Her whiteness flickered among the shadows as she fled; and he followed.

He caught her in the sun, at the door of the glass room.

“Oh, you!” he said, a little breathless, and laughing up at her from the steps below.

She looked at him silently, still of a mind for flight, her hand on the door. It opened suddenly inward, and presented them, face to face, with Holden, who stood, hands jammed into the bulging pockets of his old shooting-coat.

“You folks don’t care much for your complexions, out there in the hot sun,” he said. But he looked at Florence.


CHAPTER VII
THE HOUSE-PARTY IN THE STORM

THE breeze, which at noon had barely rustled the chrysanthemums, an hour later was tossing the pampas plumes across the lawn, and whipping the great sapphire of the sea into broken green and white. There was something ruffling to temper in the dry, beating breath. Hammocks were empty, the garden deserted. The hardiest of the house-party huddled on the veranda behind the Samoan blinds that snapped in the heavy wind. It was not the “trade” blowing in from sea—salt and dreamy with far going—but a land wind driving down through the mountains, stinging with sharp odors of dust and dry leaves—the very dregs of summer.

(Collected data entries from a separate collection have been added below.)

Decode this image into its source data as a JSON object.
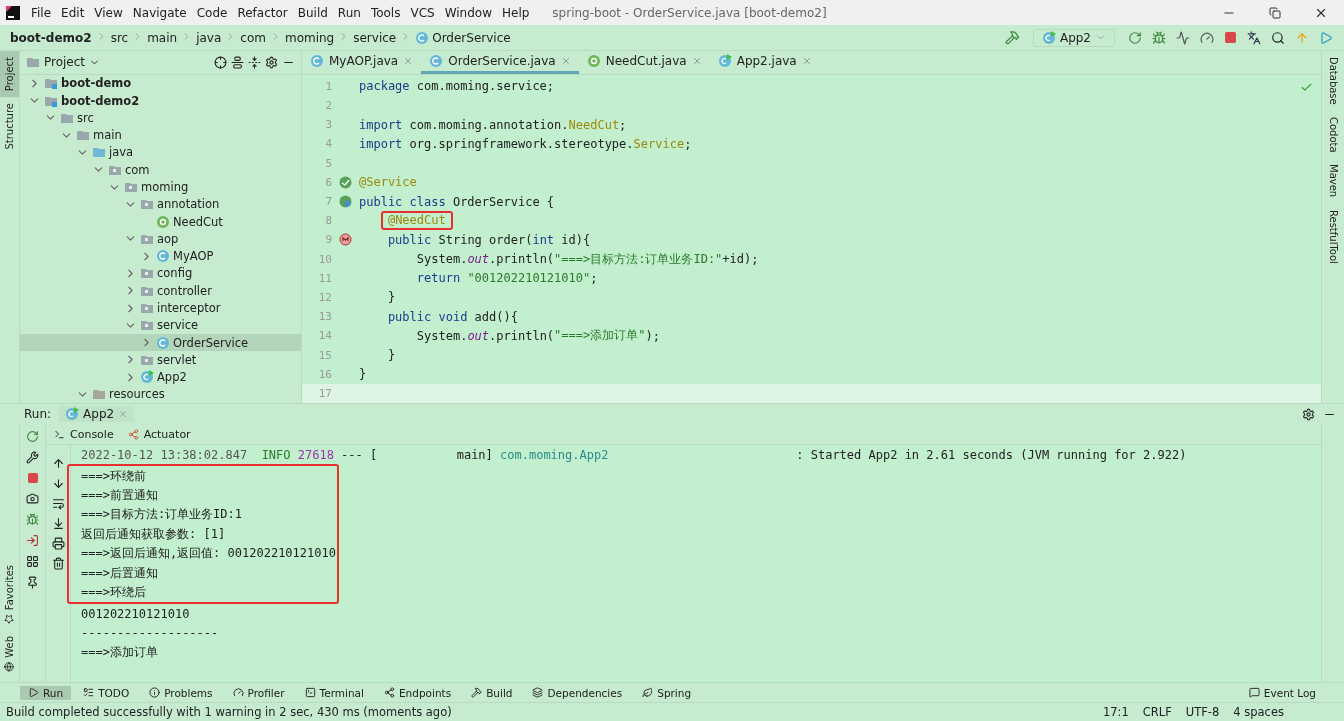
{
  "menu_bar": {
    "items": [
      "File",
      "Edit",
      "View",
      "Navigate",
      "Code",
      "Refactor",
      "Build",
      "Run",
      "Tools",
      "VCS",
      "Window",
      "Help"
    ],
    "title": "spring-boot - OrderService.java [boot-demo2]"
  },
  "breadcrumbs": [
    {
      "label": "boot-demo2",
      "kind": "project"
    },
    {
      "label": "src",
      "kind": "folder"
    },
    {
      "label": "main",
      "kind": "folder"
    },
    {
      "label": "java",
      "kind": "folder"
    },
    {
      "label": "com",
      "kind": "folder"
    },
    {
      "label": "moming",
      "kind": "folder"
    },
    {
      "label": "service",
      "kind": "folder"
    },
    {
      "label": "OrderService",
      "kind": "class"
    }
  ],
  "run_config": {
    "label": "App2"
  },
  "left_stripe": {
    "top": [
      {
        "label": "Project",
        "selected": true
      },
      {
        "label": "Structure",
        "selected": false
      }
    ],
    "bottom": [
      "Favorites",
      "Web"
    ]
  },
  "right_stripe": [
    "Database",
    "Codota",
    "Maven",
    "RestfulTool"
  ],
  "project_panel": {
    "title": "Project",
    "tree": [
      {
        "label": "boot-demo",
        "kind": "module",
        "expanded": false,
        "selected": false
      },
      {
        "label": "boot-demo2",
        "kind": "module",
        "expanded": true,
        "selected": false,
        "children": [
          {
            "label": "src",
            "kind": "folder",
            "expanded": true,
            "selected": false,
            "children": [
              {
                "label": "main",
                "kind": "folder",
                "expanded": true,
                "selected": false,
                "children": [
                  {
                    "label": "java",
                    "kind": "source",
                    "expanded": true,
                    "selected": false,
                    "children": [
                      {
                        "label": "com",
                        "kind": "package",
                        "expanded": true,
                        "selected": false,
                        "children": [
                          {
                            "label": "moming",
                            "kind": "package",
                            "expanded": true,
                            "selected": false,
                            "children": [
                              {
                                "label": "annotation",
                                "kind": "package",
                                "expanded": true,
                                "selected": false,
                                "children": [
                                  {
                                    "label": "NeedCut",
                                    "kind": "annotation",
                                    "selected": false
                                  }
                                ]
                              },
                              {
                                "label": "aop",
                                "kind": "package",
                                "expanded": true,
                                "selected": false,
                                "children": [
                                  {
                                    "label": "MyAOP",
                                    "kind": "class",
                                    "expanded": false,
                                    "selected": false
                                  }
                                ]
                              },
                              {
                                "label": "config",
                                "kind": "package",
                                "expanded": false,
                                "selected": false
                              },
                              {
                                "label": "controller",
                                "kind": "package",
                                "expanded": false,
                                "selected": false
                              },
                              {
                                "label": "interceptor",
                                "kind": "package",
                                "expanded": false,
                                "selected": false
                              },
                              {
                                "label": "service",
                                "kind": "package",
                                "expanded": true,
                                "selected": false,
                                "children": [
                                  {
                                    "label": "OrderService",
                                    "kind": "class",
                                    "expanded": false,
                                    "selected": true
                                  }
                                ]
                              },
                              {
                                "label": "servlet",
                                "kind": "package",
                                "expanded": false,
                                "selected": false
                              },
                              {
                                "label": "App2",
                                "kind": "boot",
                                "expanded": false,
                                "selected": false
                              }
                            ]
                          }
                        ]
                      }
                    ]
                  },
                  {
                    "label": "resources",
                    "kind": "resources",
                    "expanded": true,
                    "selected": false
                  }
                ]
              }
            ]
          }
        ]
      }
    ]
  },
  "editor_tabs": [
    {
      "label": "MyAOP.java",
      "kind": "class",
      "selected": false
    },
    {
      "label": "OrderService.java",
      "kind": "class",
      "selected": true
    },
    {
      "label": "NeedCut.java",
      "kind": "annotation",
      "selected": false
    },
    {
      "label": "App2.java",
      "kind": "boot",
      "selected": false
    }
  ],
  "editor": {
    "lines": [
      {
        "number": "1",
        "tokens": [
          {
            "text": "package ",
            "kind": "kw"
          },
          {
            "text": "com.moming.service;",
            "kind": "plain"
          }
        ]
      },
      {
        "number": "2"
      },
      {
        "number": "3",
        "tokens": [
          {
            "text": "import ",
            "kind": "kw"
          },
          {
            "text": "com.moming.annotation.",
            "kind": "plain"
          },
          {
            "text": "NeedCut",
            "kind": "ann"
          },
          {
            "text": ";",
            "kind": "plain"
          }
        ]
      },
      {
        "number": "4",
        "tokens": [
          {
            "text": "import ",
            "kind": "kw"
          },
          {
            "text": "org.springframework.stereotype.",
            "kind": "plain"
          },
          {
            "text": "Service",
            "kind": "ann"
          },
          {
            "text": ";",
            "kind": "plain"
          }
        ]
      },
      {
        "number": "5"
      },
      {
        "number": "6",
        "kind": "bean",
        "tokens": [
          {
            "text": "@Service",
            "kind": "ann"
          }
        ]
      },
      {
        "number": "7",
        "kind": "spring",
        "tokens": [
          {
            "text": "public class ",
            "kind": "kw"
          },
          {
            "text": "OrderService {",
            "kind": "plain"
          }
        ]
      },
      {
        "number": "8",
        "tokens": [
          {
            "text": "    @NeedCut",
            "kind": "ann",
            "boxed": true
          }
        ]
      },
      {
        "number": "9",
        "kind": "method",
        "tokens": [
          {
            "text": "    public ",
            "kind": "kw"
          },
          {
            "text": "String order(",
            "kind": "plain"
          },
          {
            "text": "int ",
            "kind": "kw"
          },
          {
            "text": "id){",
            "kind": "plain"
          }
        ]
      },
      {
        "number": "10",
        "tokens": [
          {
            "text": "        System.",
            "kind": "plain"
          },
          {
            "text": "out",
            "kind": "static"
          },
          {
            "text": ".println(",
            "kind": "plain"
          },
          {
            "text": "\"===>目标方法:订单业务ID:\"",
            "kind": "str"
          },
          {
            "text": "+id);",
            "kind": "plain"
          }
        ]
      },
      {
        "number": "11",
        "tokens": [
          {
            "text": "        return ",
            "kind": "kw"
          },
          {
            "text": "\"001202210121010\"",
            "kind": "str"
          },
          {
            "text": ";",
            "kind": "plain"
          }
        ]
      },
      {
        "number": "12",
        "tokens": [
          {
            "text": "    }",
            "kind": "plain"
          }
        ]
      },
      {
        "number": "13",
        "tokens": [
          {
            "text": "    public void ",
            "kind": "kw"
          },
          {
            "text": "add(){",
            "kind": "plain"
          }
        ]
      },
      {
        "number": "14",
        "tokens": [
          {
            "text": "        System.",
            "kind": "plain"
          },
          {
            "text": "out",
            "kind": "static"
          },
          {
            "text": ".println(",
            "kind": "plain"
          },
          {
            "text": "\"===>添加订单\"",
            "kind": "str"
          },
          {
            "text": ");",
            "kind": "plain"
          }
        ]
      },
      {
        "number": "15",
        "tokens": [
          {
            "text": "    }",
            "kind": "plain"
          }
        ]
      },
      {
        "number": "16",
        "tokens": [
          {
            "text": "}",
            "kind": "plain"
          }
        ]
      },
      {
        "number": "17",
        "current": true
      }
    ]
  },
  "run_panel": {
    "label": "Run:",
    "tab": "App2",
    "subtabs": [
      {
        "label": "Console",
        "kind": "console"
      },
      {
        "label": "Actuator",
        "kind": "actuator"
      }
    ],
    "console": [
      {
        "kind": "line",
        "tokens": [
          {
            "text": "2022-10-12 13:38:02.847  ",
            "kind": "date"
          },
          {
            "text": "INFO ",
            "kind": "info"
          },
          {
            "text": "27618",
            "kind": "pid"
          },
          {
            "text": " --- [           main] ",
            "kind": "plain"
          },
          {
            "text": "com.moming.App2",
            "kind": "logger"
          },
          {
            "text": "                          : Started App2 in 2.61 seconds (JVM running for 2.922)",
            "kind": "plain"
          }
        ]
      },
      {
        "kind": "frame",
        "lines": [
          "===>环绕前",
          "===>前置通知",
          "===>目标方法:订单业务ID:1",
          "返回后通知获取参数: [1]",
          "===>返回后通知,返回值: 001202210121010",
          "===>后置通知",
          "===>环绕后"
        ]
      },
      {
        "kind": "line",
        "tokens": [
          {
            "text": "001202210121010",
            "kind": "plain"
          }
        ]
      },
      {
        "kind": "line",
        "tokens": [
          {
            "text": "-------------------",
            "kind": "plain"
          }
        ]
      },
      {
        "kind": "line",
        "tokens": [
          {
            "text": "===>添加订单",
            "kind": "plain"
          }
        ]
      }
    ]
  },
  "tool_tabs": [
    {
      "label": "Run",
      "kind": "run",
      "selected": true
    },
    {
      "label": "TODO",
      "kind": "todo",
      "selected": false
    },
    {
      "label": "Problems",
      "kind": "problems",
      "selected": false
    },
    {
      "label": "Profiler",
      "kind": "profiler",
      "selected": false
    },
    {
      "label": "Terminal",
      "kind": "terminal",
      "selected": false
    },
    {
      "label": "Endpoints",
      "kind": "endpoints",
      "selected": false
    },
    {
      "label": "Build",
      "kind": "build",
      "selected": false
    },
    {
      "label": "Dependencies",
      "kind": "dependencies",
      "selected": false
    },
    {
      "label": "Spring",
      "kind": "spring",
      "selected": false
    }
  ],
  "event_log": "Event Log",
  "status_bar": {
    "message": "Build completed successfully with 1 warning in 2 sec, 430 ms (moments ago)",
    "items": [
      "17:1",
      "CRLF",
      "UTF-8",
      "4 spaces"
    ]
  }
}
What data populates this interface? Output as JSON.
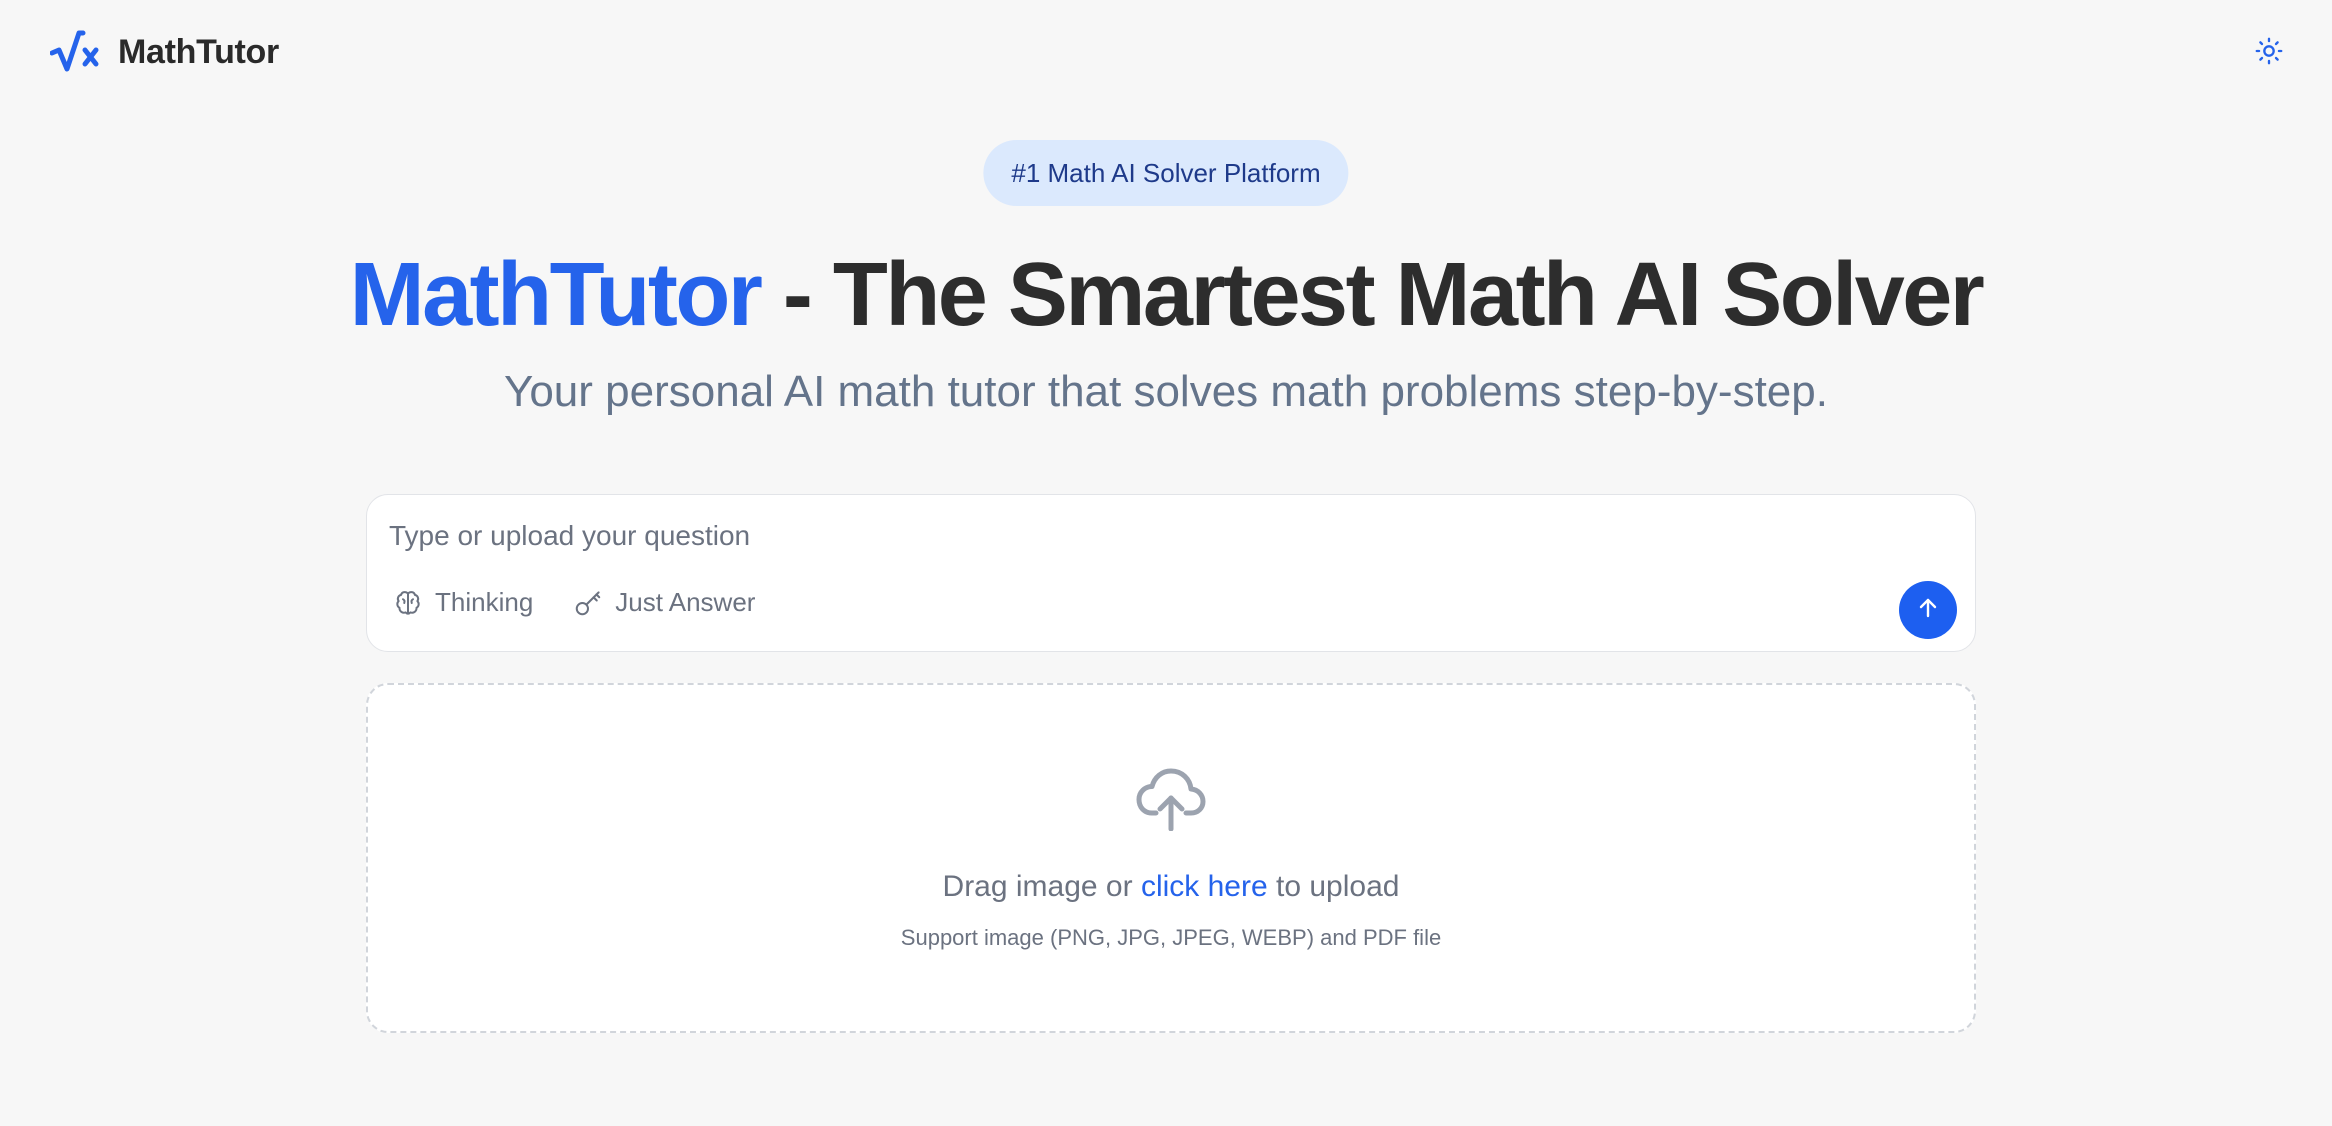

The sun went down through a wrack of broken clouds into a thundering ocean. To the party gathered around the hall hearth, and straggling up to the first turn of the stair, the garden appeared a writhing, twisting thing, crowded upon, and threatened by the raw, gray twilight. Bowed trees and lashing vines were the more piteous that there was no storm but the ceaseless wind streaming by, roaring across the roof, shaking the window-casings, beating the flowers flat.

The wild night offered to those about the fire the opportunity of drawing together; but the uneasiness, the inexplicable, mutual distrust of people aware of strong cross-currents under the surface of living, separated them. Their common isolation, even their common shelter, failed to unite them.